Então, a questão torna-se primeiro em como identificá-los e depois em como remunerá-los. Muitas vezes, é muito mais fácil de imaginar escolher os melhores desempenhos e dar-lhes alguma recompensa especial do que pensar sobre como classificar o desempenho de todos.

Agora com um pouco de sorte chegaremos a um acordo sobre um mecanismo de identificação e remuneração para os dois executores de baixo e alto desempenho. Você agora tem a estrutura de avaliação mínima necessária para ter uma remuneração para o programa de desempenho - e que pode ser muito mais simples do que o sistema de classificação que você tem agora.

Como lidamos com remuneração para os demais?

Agora é onde você entra em um debate de quão intricado e formal você quer que parte da avaliação de desempenho seja. Você pode decidir que a eliminação de todos os ratings foi para simplificar o processo, então talvez você não tem nada elaborado ou formal em termos de como justificar as decisões tomadas por este grupo do meio.

Organizações que eliminam as classificações de desempenho muitas vezes decidem deixar a distribuição de remuneração a critério do gerente e não se preocupar com um sistema formal de pontuação.

A vantagem é que este é muito mais simples do que a maioria dos sistemas de avaliação. A desvantagem é que você tem de informar aos colaboradores que a sua remuneração não se baseia em um sistema; mas sim no julgamento justo de seu gerente.

Muitos não vão se importar, eles dirão que é assim que funciona, na prática, de qualquer maneira. O julgamento vai incluir uma combinação de fatores, tais como o medo de que o colaborador saia, e isso é perfeitamente razoável.

Quando você expõe esta alternativa, as pessoas vão começar sugerindo muitas vezes adicionar um pouco de estrutura aqui, uma forma lá, e em algum lugar um processo de apelação a mais. Esses ajustes não são necessariamente ruins, mas você tem que continuar perguntando "Você não está apenas recriando o sistema existente?"

E se os gestores e colaboradores sentirem que precisam de algo mais elaborado, não se surpreenda se a organização acabar reinventando um processo de avaliação de desempenho que estão determinados a destruir.

Seja claro sobre as consequências

Eu sou um fã da reinvenção da Avaliação de Desempenho. O que eu não sou um fã é de se esconder as consequências na remuneração de não ter qualquer processo formal de Avaliação de Pessoas e Equipes.

Não existe um sistema livre de erros e nós precisamos ajudar a empresa a entender isto.

Há muito mais nas avaliações de desempenho do que a remuneração

Claro que há muito mais na Gestão do Desempenho do que o apoio às decisões de remuneração.
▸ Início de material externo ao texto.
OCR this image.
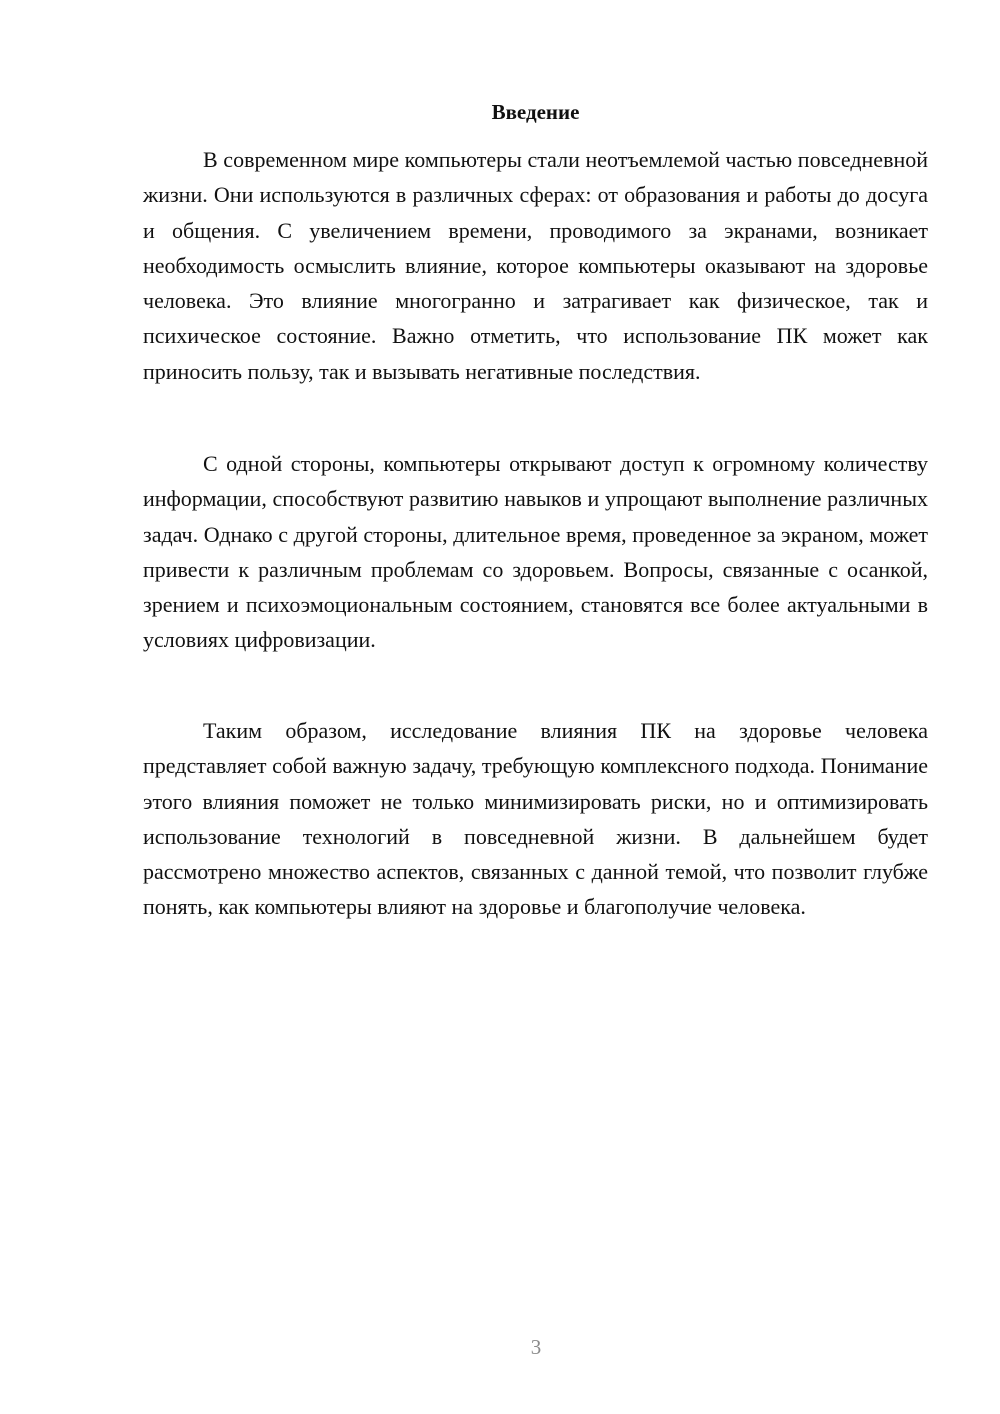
Введение

В современном мире компьютеры стали неотъемлемой частью повседневной жизни. Они используются в различных сферах: от образования и работы до досуга и общения. С увеличением времени, проводимого за экранами, возникает необходимость осмыслить влияние, которое компьютеры оказывают на здоровье человека. Это влияние многогранно и затрагивает как физическое, так и психическое состояние. Важно отметить, что использование ПК может как приносить пользу, так и вызывать негативные последствия.

С одной стороны, компьютеры открывают доступ к огромному количеству информации, способствуют развитию навыков и упрощают выполнение различных задач. Однако с другой стороны, длительное время, проведенное за экраном, может привести к различным проблемам со здоровьем. Вопросы, связанные с осанкой, зрением и психоэмоциональным состоянием, становятся все более актуальными в условиях цифровизации.

Таким образом, исследование влияния ПК на здоровье человека представляет собой важную задачу, требующую комплексного подхода. Понимание этого влияния поможет не только минимизировать риски, но и оптимизировать использование технологий в повседневной жизни. В дальнейшем будет рассмотрено множество аспектов, связанных с данной темой, что позволит глубже понять, как компьютеры влияют на здоровье и благополучие человека.

3
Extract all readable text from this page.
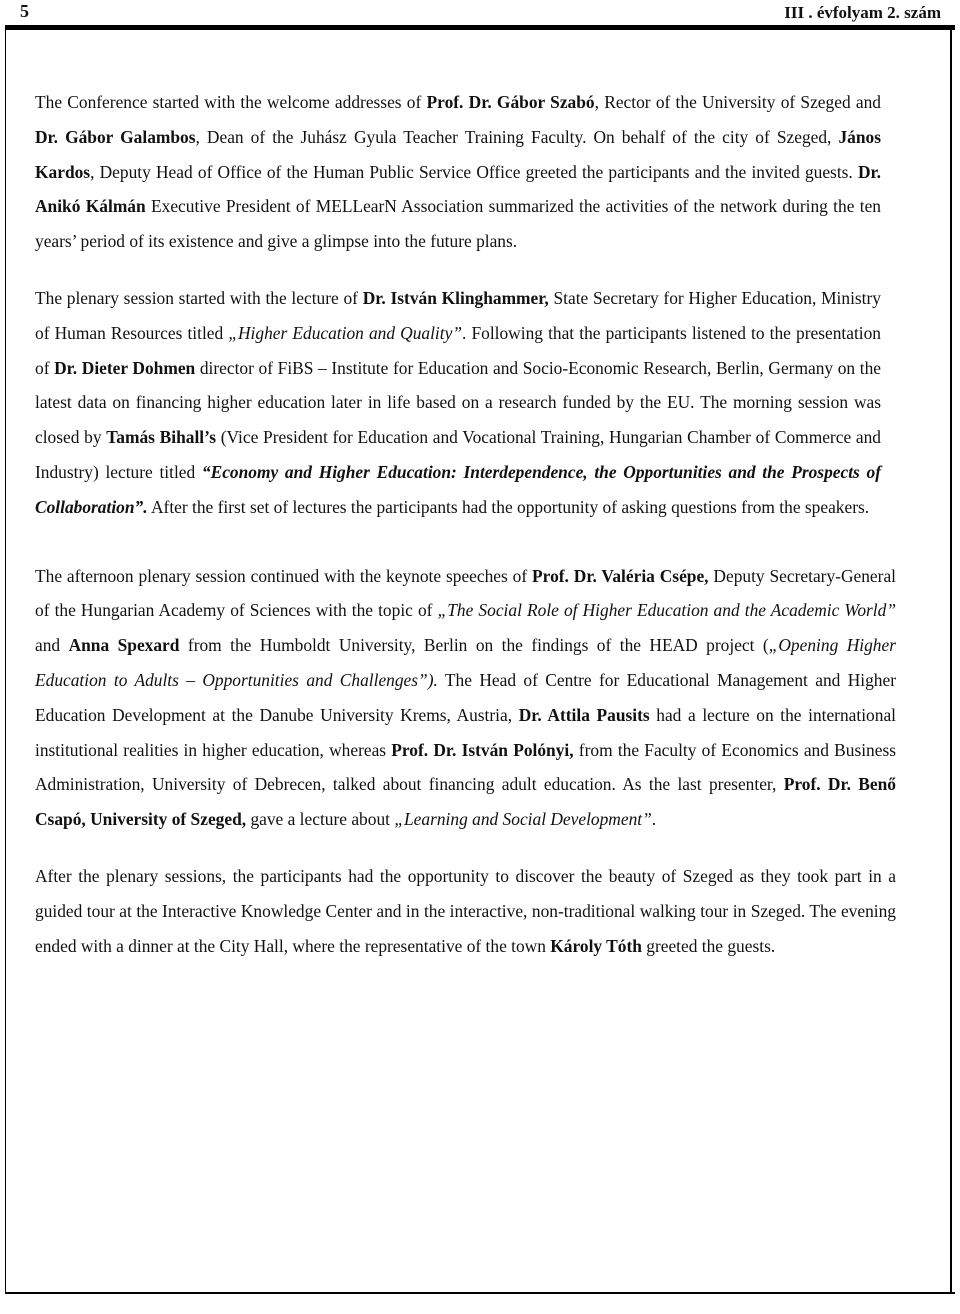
5	III . évfolyam 2. szám

The Conference started with the welcome addresses of Prof. Dr. Gábor Szabó, Rector of the University of Szeged and Dr. Gábor Galambos, Dean of the Juhász Gyula Teacher Training Faculty. On behalf of the city of Szeged, János Kardos, Deputy Head of Office of the Human Public Service Office greeted the participants and the invited guests. Dr. Anikó Kálmán Executive President of MELLearN Association summarized the activities of the network during the ten years’ period of its existence and give a glimpse into the future plans.

The plenary session started with the lecture of Dr. István Klinghammer, State Secretary for Higher Education, Ministry of Human Resources titled „Higher Education and Quality”. Following that the participants listened to the presentation of Dr. Dieter Dohmen director of FiBS – Institute for Education and Socio-Economic Research, Berlin, Germany on the latest data on financing higher education later in life based on a research funded by the EU. The morning session was closed by Tamás Bihall’s (Vice President for Education and Vocational Training, Hungarian Chamber of Commerce and Industry) lecture titled “Economy and Higher Education: Interdependence, the Opportunities and the Prospects of Collaboration”. After the first set of lectures the participants had the opportunity of asking questions from the speakers.

The afternoon plenary session continued with the keynote speeches of Prof. Dr. Valéria Csépe, Deputy Secretary-General of the Hungarian Academy of Sciences with the topic of „The Social Role of Higher Education and the Academic World” and Anna Spexard from the Humboldt University, Berlin on the findings of the HEAD project („Opening Higher Education to Adults – Opportunities and Challenges”). The Head of Centre for Educational Management and Higher Education Development at the Danube University Krems, Austria, Dr. Attila Pausits had a lecture on the international institutional realities in higher education, whereas Prof. Dr. István Polónyi, from the Faculty of Economics and Business Administration, University of Debrecen, talked about financing adult education. As the last presenter, Prof. Dr. Benő Csapó, University of Szeged, gave a lecture about „Learning and Social Development”.

After the plenary sessions, the participants had the opportunity to discover the beauty of Szeged as they took part in a guided tour at the Interactive Knowledge Center and in the interactive, non-traditional walking tour in Szeged. The evening ended with a dinner at the City Hall, where the representative of the town Károly Tóth greeted the guests.
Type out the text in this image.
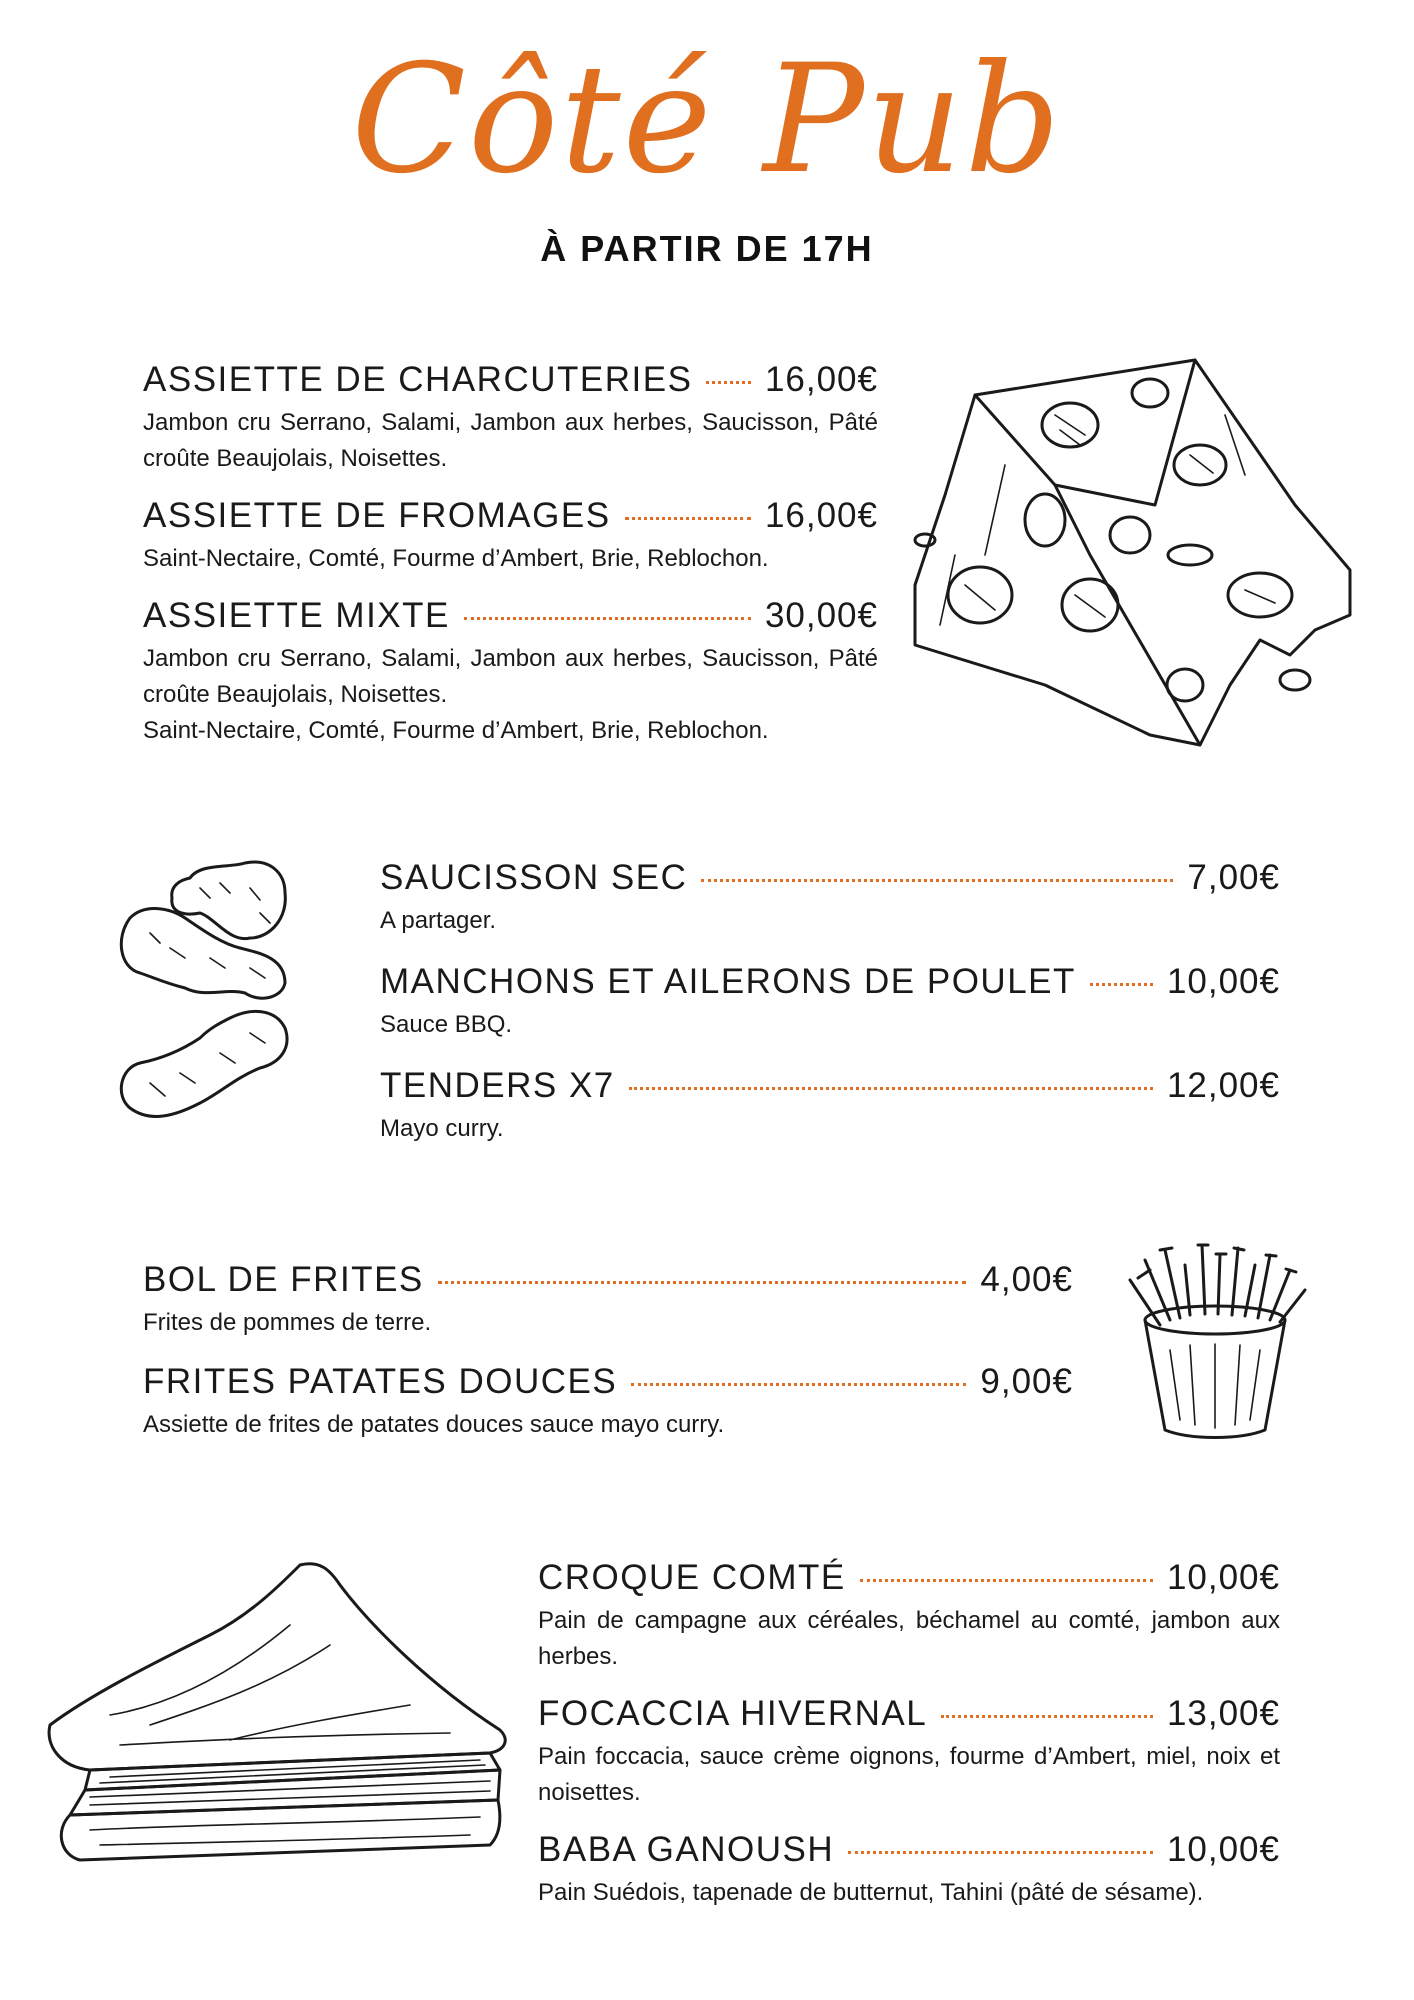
Côté Pub
À PARTIR DE 17H
ASSIETTE DE CHARCUTERIES 16,00€
Jambon cru Serrano, Salami, Jambon aux herbes, Saucisson, Pâté croûte Beaujolais, Noisettes.
ASSIETTE DE FROMAGES	16,00€
Saint-Nectaire, Comté, Fourme d’Ambert, Brie, Reblochon.
ASSIETTE MIXTE	30,00€
Jambon cru Serrano, Salami, Jambon aux herbes, Saucisson, Pâté croûte Beaujolais, Noisettes.
Saint-Nectaire, Comté, Fourme d’Ambert, Brie, Reblochon.
SAUCISSON SEC	7,00€
A partager.
MANCHONS ET AILERONS DE POULET	10,00€
Sauce BBQ.
TENDERS X7	12,00€
Mayo curry.
BOL DE FRITES	4,00€
Frites de pommes de terre.
FRITES PATATES DOUCES	9,00€
Assiette de frites de patates douces sauce mayo curry.
CROQUE COMTÉ	10,00€
Pain de campagne aux céréales, béchamel au comté, jambon aux herbes.
FOCACCIA HIVERNAL	13,00€
Pain foccacia, sauce crème oignons, fourme d’Ambert, miel, noix et noisettes.
BABA GANOUSH	10,00€
Pain Suédois, tapenade de butternut, Tahini (pâté de sésame).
Uma vez superado a difícil discussão sobre a remuneração, podemos discutir como a organização lida com situações como o estabelecimento de metas, o feedback e o desenvolvimento.

Alterações no sistema existente e de como eles se relacionam com esses temas não será indolor, mas há algumas grandes questões que você pode fazer e é uma conversa mais simples do que aquele sobre remuneração.